Оружейники подвесили под шесть машин обычное по укреплённой точке: эрэсы под плоскости, в люки по две сотки, в кассеты осколочные россыпью. Ленту ВЯ набивали тут же, у капонира, на морозе, и оружейник прогонял патрон сквозь пальцы, отжимая мёрзлую смазку, чтобы не клинило на очереди, — тот же счёт, что всю зиму, та же работа, и руки делали её, не веря, что сегодня она пригодится в последний раз. Сотки опускали в бомболюки осторожно, на руках, потому что подъёмник на Гумраке так и не поставили, а ронять взведённое на мёрзлый грунт нельзя; два оружейника принимали бомбу снизу, третий заводил подвеску, и так — под каждый люк, под каждой машиной. Эрэсы цепляли на балки последними, проверяя контакты на пускачах сухой ветошью: на морозе влага в разъёме прихватывала льдом, и реактивный мог не сойти с балки в нужный миг, а такой отказ на боевом дороже всего.
Я обошёл семёрку сам, по кругу, начиная от хвоста. Покачал элерон ладонью, проверил руль глубины — ходили свободно, тяги Гончаренко перебрал ещё с вечера, и на морозе ничего не прихватило. Тронул консоль с двумя заплатами в одно место, ту, что битая зенитка любила, как метит дятел одно дерево. Заглянул в люки — сотки лежали ровно. Дошёл до капота, и рука сама легла туда, где два года её встречал намотанный Прокопенко лён, чёрный от масла, в три слоя от мороза, и не встретила ничего: капот был голый, и за эти дни рука уже отвыкла искать под собой намотку, как отвыкаешь от пустого места в строю. Я расписался в формуляре, поставил число — нынешнее, — и Гончаренко принял формуляр и сложил в планшет.
Гладков подошёл к семёрке, когда я уже надевал парашют.
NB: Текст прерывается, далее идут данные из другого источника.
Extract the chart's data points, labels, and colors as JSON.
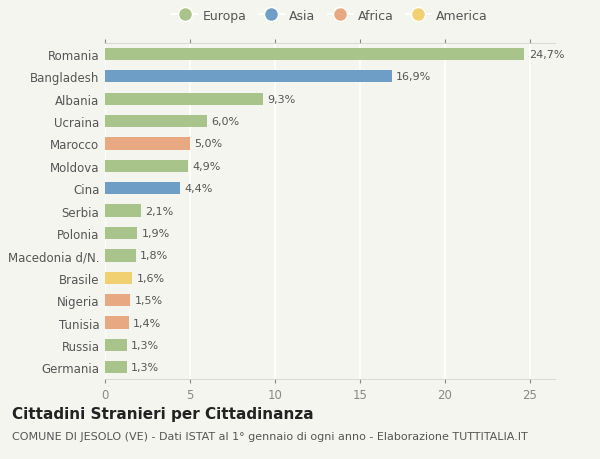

Подошёл не за делом — за делом ему было незачем подходить к чужой машине перед вылетом, — и потоптался, и достал из-под комбинезона платок. Тот самый, серый, в синюю клетку, что носил он с осени в нагрудном, сложенным вчетверо, и про который сказал мне ещё под Калачом, что взял его с убитого политрука из шестьдесят четвёртой, у Шумилова, и носит с тех пор.
— Подержи, командир, — сказал он, и сунул мне платок в руку, неловко, не глядя. — Я с ним всю зиму летал. А сегодня дай ты с ним сходи. Шумиловский он. А Паулюса-то — Шумилов и взял, в подвале. Слыхал? Так пусть он и долетает, шумиловский, до конца.
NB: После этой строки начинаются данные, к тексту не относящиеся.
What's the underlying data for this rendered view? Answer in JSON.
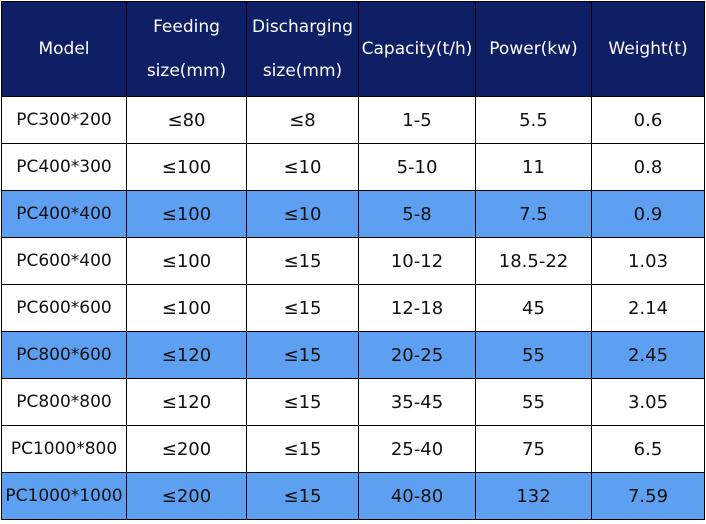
{
  "table": {
    "headers": [
      {
        "line1": "Model",
        "line2": ""
      },
      {
        "line1": "Feeding",
        "line2": "size(mm)"
      },
      {
        "line1": "Discharging",
        "line2": "size(mm)"
      },
      {
        "line1": "Capacity(t/h)",
        "line2": ""
      },
      {
        "line1": "Power(kw)",
        "line2": ""
      },
      {
        "line1": "Weight(t)",
        "line2": ""
      }
    ],
    "colors": {
      "header_bg": "#0f1f66",
      "highlight_row_bg": "#5d9ff0",
      "row_bg": "#ffffff"
    },
    "rows": [
      {
        "model": "PC300*200",
        "feeding": "≤80",
        "discharging": "≤8",
        "capacity": "1-5",
        "power": "5.5",
        "weight": "0.6",
        "highlight": false
      },
      {
        "model": "PC400*300",
        "feeding": "≤100",
        "discharging": "≤10",
        "capacity": "5-10",
        "power": "11",
        "weight": "0.8",
        "highlight": false
      },
      {
        "model": "PC400*400",
        "feeding": "≤100",
        "discharging": "≤10",
        "capacity": "5-8",
        "power": "7.5",
        "weight": "0.9",
        "highlight": true
      },
      {
        "model": "PC600*400",
        "feeding": "≤100",
        "discharging": "≤15",
        "capacity": "10-12",
        "power": "18.5-22",
        "weight": "1.03",
        "highlight": false
      },
      {
        "model": "PC600*600",
        "feeding": "≤100",
        "discharging": "≤15",
        "capacity": "12-18",
        "power": "45",
        "weight": "2.14",
        "highlight": false
      },
      {
        "model": "PC800*600",
        "feeding": "≤120",
        "discharging": "≤15",
        "capacity": "20-25",
        "power": "55",
        "weight": "2.45",
        "highlight": true
      },
      {
        "model": "PC800*800",
        "feeding": "≤120",
        "discharging": "≤15",
        "capacity": "35-45",
        "power": "55",
        "weight": "3.05",
        "highlight": false
      },
      {
        "model": "PC1000*800",
        "feeding": "≤200",
        "discharging": "≤15",
        "capacity": "25-40",
        "power": "75",
        "weight": "6.5",
        "highlight": false
      },
      {
        "model": "PC1000*1000",
        "feeding": "≤200",
        "discharging": "≤15",
        "capacity": "40-80",
        "power": "132",
        "weight": "7.59",
        "highlight": true
      }
    ]
  }
}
Я взял. Совать его назад было не время и не место. Я сунул платок в нагрудный, к кисету Прокопенко, к тетрадке Резникова, к той малой кладовой убитых, что копилась у меня от Барвенково, и стало в ней на один предмет больше, и предмет этот был не мой, и весил не как мой, а как чужой долг, который надо донести.
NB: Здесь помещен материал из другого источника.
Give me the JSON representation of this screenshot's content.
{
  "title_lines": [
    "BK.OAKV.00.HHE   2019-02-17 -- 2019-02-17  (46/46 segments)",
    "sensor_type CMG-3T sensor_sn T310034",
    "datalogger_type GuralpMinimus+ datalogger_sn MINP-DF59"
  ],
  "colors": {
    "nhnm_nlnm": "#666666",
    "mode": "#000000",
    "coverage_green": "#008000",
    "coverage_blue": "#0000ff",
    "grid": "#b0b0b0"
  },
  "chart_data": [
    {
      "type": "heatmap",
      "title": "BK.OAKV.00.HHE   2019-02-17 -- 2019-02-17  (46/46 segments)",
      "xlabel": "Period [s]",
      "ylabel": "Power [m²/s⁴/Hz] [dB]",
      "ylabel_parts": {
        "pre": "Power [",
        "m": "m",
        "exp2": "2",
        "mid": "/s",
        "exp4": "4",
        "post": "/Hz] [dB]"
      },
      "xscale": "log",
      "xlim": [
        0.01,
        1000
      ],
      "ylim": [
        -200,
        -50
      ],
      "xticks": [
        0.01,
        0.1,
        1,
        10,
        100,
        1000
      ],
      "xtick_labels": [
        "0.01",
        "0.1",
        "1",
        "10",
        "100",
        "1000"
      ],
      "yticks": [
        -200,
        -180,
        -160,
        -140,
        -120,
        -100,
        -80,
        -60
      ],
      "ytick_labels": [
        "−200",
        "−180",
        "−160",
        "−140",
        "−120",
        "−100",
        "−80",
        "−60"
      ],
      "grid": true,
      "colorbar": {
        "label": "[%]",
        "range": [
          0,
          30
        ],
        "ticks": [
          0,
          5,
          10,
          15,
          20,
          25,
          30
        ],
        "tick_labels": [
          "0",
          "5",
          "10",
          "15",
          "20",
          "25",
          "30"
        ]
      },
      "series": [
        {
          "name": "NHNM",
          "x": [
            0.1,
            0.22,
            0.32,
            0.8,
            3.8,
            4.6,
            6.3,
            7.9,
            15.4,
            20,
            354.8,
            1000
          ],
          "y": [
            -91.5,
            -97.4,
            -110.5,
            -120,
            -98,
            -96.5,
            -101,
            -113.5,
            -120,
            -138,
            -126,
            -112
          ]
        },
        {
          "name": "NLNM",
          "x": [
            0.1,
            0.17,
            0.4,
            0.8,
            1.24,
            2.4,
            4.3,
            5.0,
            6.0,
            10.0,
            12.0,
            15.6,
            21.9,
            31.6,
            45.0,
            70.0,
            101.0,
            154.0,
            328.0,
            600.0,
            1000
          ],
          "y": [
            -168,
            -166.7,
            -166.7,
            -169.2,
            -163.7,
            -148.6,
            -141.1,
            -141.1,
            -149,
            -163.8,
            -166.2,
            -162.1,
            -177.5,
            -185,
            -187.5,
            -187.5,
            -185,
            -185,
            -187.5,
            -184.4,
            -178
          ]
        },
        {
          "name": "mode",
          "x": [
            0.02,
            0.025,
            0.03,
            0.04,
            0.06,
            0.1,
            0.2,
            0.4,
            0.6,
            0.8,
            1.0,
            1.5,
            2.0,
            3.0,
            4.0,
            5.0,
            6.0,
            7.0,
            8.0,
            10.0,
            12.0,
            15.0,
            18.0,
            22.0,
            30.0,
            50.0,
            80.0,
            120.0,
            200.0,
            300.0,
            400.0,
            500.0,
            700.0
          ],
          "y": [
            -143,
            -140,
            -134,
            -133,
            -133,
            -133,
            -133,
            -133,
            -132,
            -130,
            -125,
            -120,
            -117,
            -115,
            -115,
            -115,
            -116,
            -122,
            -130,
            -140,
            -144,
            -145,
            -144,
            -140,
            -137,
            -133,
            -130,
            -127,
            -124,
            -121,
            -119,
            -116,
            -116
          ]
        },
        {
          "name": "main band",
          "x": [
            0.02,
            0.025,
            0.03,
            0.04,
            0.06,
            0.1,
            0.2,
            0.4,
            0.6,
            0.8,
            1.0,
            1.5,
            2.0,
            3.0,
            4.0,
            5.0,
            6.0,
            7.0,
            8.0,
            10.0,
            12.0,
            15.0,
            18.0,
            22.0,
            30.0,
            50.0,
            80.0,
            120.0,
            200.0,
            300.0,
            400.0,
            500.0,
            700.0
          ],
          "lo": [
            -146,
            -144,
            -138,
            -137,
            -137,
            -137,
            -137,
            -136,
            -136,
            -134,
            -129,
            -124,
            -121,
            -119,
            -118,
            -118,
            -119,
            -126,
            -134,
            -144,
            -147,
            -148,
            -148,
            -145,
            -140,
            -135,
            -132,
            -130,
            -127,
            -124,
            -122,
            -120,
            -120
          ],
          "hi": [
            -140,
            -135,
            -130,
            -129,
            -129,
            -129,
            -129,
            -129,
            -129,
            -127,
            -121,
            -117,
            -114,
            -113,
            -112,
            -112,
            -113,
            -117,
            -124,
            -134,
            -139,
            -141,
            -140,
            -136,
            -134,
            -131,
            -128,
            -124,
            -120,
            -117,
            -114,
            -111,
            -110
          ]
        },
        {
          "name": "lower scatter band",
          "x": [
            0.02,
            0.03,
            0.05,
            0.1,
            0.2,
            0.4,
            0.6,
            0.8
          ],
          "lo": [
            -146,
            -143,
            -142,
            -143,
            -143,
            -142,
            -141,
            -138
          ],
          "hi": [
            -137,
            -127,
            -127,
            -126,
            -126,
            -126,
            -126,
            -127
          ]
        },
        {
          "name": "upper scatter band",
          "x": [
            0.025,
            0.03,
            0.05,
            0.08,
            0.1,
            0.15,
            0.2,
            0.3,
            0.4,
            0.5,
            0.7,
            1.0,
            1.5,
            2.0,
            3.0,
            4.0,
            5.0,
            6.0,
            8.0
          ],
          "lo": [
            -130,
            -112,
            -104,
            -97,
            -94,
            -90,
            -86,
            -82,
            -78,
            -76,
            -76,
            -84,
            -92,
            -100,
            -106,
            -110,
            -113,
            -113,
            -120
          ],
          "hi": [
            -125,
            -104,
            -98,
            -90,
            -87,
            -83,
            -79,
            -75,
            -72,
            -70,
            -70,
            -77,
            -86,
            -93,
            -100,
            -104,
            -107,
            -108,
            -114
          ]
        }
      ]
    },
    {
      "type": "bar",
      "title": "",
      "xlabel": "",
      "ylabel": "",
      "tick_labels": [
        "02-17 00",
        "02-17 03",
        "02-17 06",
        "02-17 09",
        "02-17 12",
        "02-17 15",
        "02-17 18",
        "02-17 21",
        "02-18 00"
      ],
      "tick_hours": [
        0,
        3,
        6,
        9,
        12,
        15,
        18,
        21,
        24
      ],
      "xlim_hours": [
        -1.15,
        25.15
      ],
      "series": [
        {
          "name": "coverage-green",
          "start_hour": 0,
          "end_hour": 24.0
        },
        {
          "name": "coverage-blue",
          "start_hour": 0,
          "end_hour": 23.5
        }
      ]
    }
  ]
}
— Долечу, — сказал я. — Садись.
* * *
Над заводами на севере висел дым — тот же бурый столб, по которому я выходил на цель с октября.
Заводской район открылся под крылом тем же изломанным железом и бетоном, что я знал наизусть: обрушенные пролёты цехов, чёрные провалы окон, кирпич, сошедший в воронки, рыжие потёки ржавчины по сорванной кровле. Пара Яков из десятого шла выше нас, на трёх тысячах, прикрытием, — двое, и я по привычке прикинул, что двух мало; но мы шли к цели низко, под облачным потолком, истребителя над развалом не было видно, и Яки скучали без работы там, наверху.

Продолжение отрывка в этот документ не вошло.